Texas makes a gradual return to the business to start the week. The oil price for the first trading day five follows an upward trajectory.
The projection of a tight supply and high demand turned out to be positive for crude. All benchmarks made significant additions for the day.
Similarly, Goldman Sachs’ projection added to the upbeat mood.
The financial services juggernaut raised expectations by $10 to $70 per barrel in the second quarter. It continued to raise it up to $75 per barrel in the third.
In the morning charts in Asia, Brent crude added 55 cents, still steady at $63.46 per barrel. The European benchmark managed to end last week with a 1% gain.
Moreover, the US benchmark followed suit after today’s 47-cent hike. The West Texas Intermediate nears to regain the $60 per barrel threshold after trading at $59.71 a barrel.
In a statement written by an analyst from Goldman Sachs, he said that they expect prices to rally sooner and higher in the nearer term.
This is due to lower than anticipated crude inventories and high marginal cost.
Currently, supply continues to outweigh demand brought by several factors.
One is the unexpected cold spell in many states in the US which led to the shutdown of at least 4 million barrels per day in supply.
Similarly, the production of natural gas was also affected by adverse weather conditions, denting 21 million cubic feet in output.
According to experts, it will take several more days before oilfield crews could de-ice the valves. After this, they will need to restart the systems and finally resume oil and gas extraction and refinement.
With this condition, the output will likely stay lukewarm for the time being.

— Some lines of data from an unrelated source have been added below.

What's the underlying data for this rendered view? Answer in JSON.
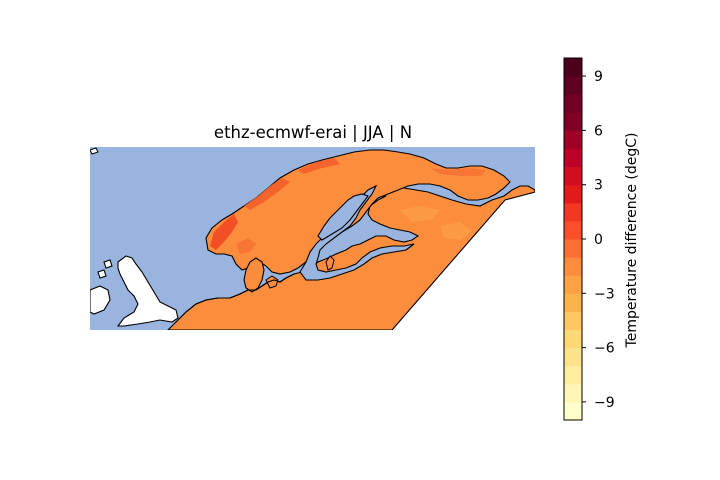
{
  "map": {
    "title": "ethz-ecmwf-erai | JJA | N",
    "ocean_color": "#98b4df",
    "land_outside_color": "#ffffff",
    "coastline_color": "#000000",
    "base_field_color": "#fb8d3d"
  },
  "colorbar": {
    "label": "Temperature difference (degC)",
    "min": -10,
    "max": 10,
    "levels": 20,
    "cmap": "YlOrRd",
    "ticks": [
      {
        "value": 9,
        "label": "9"
      },
      {
        "value": 6,
        "label": "6"
      },
      {
        "value": 3,
        "label": "3"
      },
      {
        "value": 0,
        "label": "0"
      },
      {
        "value": -3,
        "label": "−3"
      },
      {
        "value": -6,
        "label": "−6"
      },
      {
        "value": -9,
        "label": "−9"
      }
    ],
    "colors": [
      "#ffffcc",
      "#fff5b6",
      "#ffeda0",
      "#fee38b",
      "#fed976",
      "#fec762",
      "#feb24c",
      "#fea245",
      "#fd8d3c",
      "#fd6f33",
      "#fc4e2a",
      "#f23723",
      "#e31a1c",
      "#d00d21",
      "#bd0026",
      "#a00026",
      "#800026",
      "#700024",
      "#600022",
      "#4d001e"
    ]
  }
}
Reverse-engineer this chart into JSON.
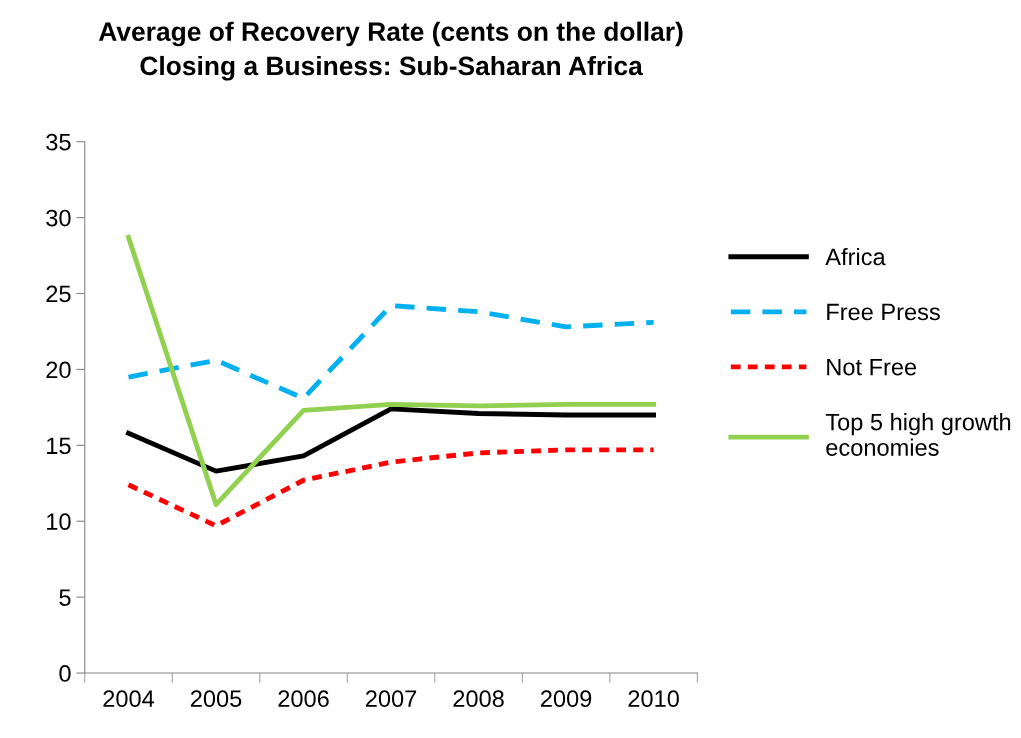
{
  "chart_data": {
    "type": "line",
    "title": "Average of Recovery Rate (cents on the dollar)\nClosing a Business: Sub-Saharan Africa",
    "categories": [
      "2004",
      "2005",
      "2006",
      "2007",
      "2008",
      "2009",
      "2010"
    ],
    "series": [
      {
        "name": "Africa",
        "color": "#000000",
        "line_style": "solid",
        "values": [
          15.8,
          13.3,
          14.3,
          17.4,
          17.1,
          17.0,
          17.0
        ]
      },
      {
        "name": "Free Press",
        "color": "#00b0f0",
        "line_style": "dashed",
        "values": [
          19.5,
          20.6,
          18.1,
          24.2,
          23.8,
          22.8,
          23.1
        ]
      },
      {
        "name": "Not Free",
        "color": "#ff0000",
        "line_style": "dotted",
        "values": [
          12.4,
          9.7,
          12.7,
          13.9,
          14.5,
          14.7,
          14.7
        ]
      },
      {
        "name": "Top 5 high growth\neconomies",
        "color": "#92d050",
        "line_style": "solid",
        "values": [
          28.7,
          11.1,
          17.3,
          17.7,
          17.6,
          17.7,
          17.7
        ]
      }
    ],
    "ylim": [
      0,
      35
    ],
    "yticks": [
      0,
      5,
      10,
      15,
      20,
      25,
      30,
      35
    ],
    "grid": false,
    "legend": "right",
    "marker": "none"
  }
}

OPEC Production Eyed for Salvation
It is surprising how crude oil supply turned from foe to friend after a year into the pandemic.
With the recent projections on tight output and strong orders, experts are looking at OPEC production to keep the two entities balanced.
The association originally vowed to keep production curbs steady in the next months amid the still volatile environment.
Its de facto leader, Saudi Arabia, also self-imposed cuts by 1 million barrels per day as its commitment to stabilize prices.
However, experts are convinced that now is the time for reevaluation.
On the other hand, sources familiar with the matter noted that member states are looking at the bigger picture, beyond the Texas crisis.
After resuming production in the state, there is a big chance that oversupply might loom again as the overall macroeconomic environment remains uncertain.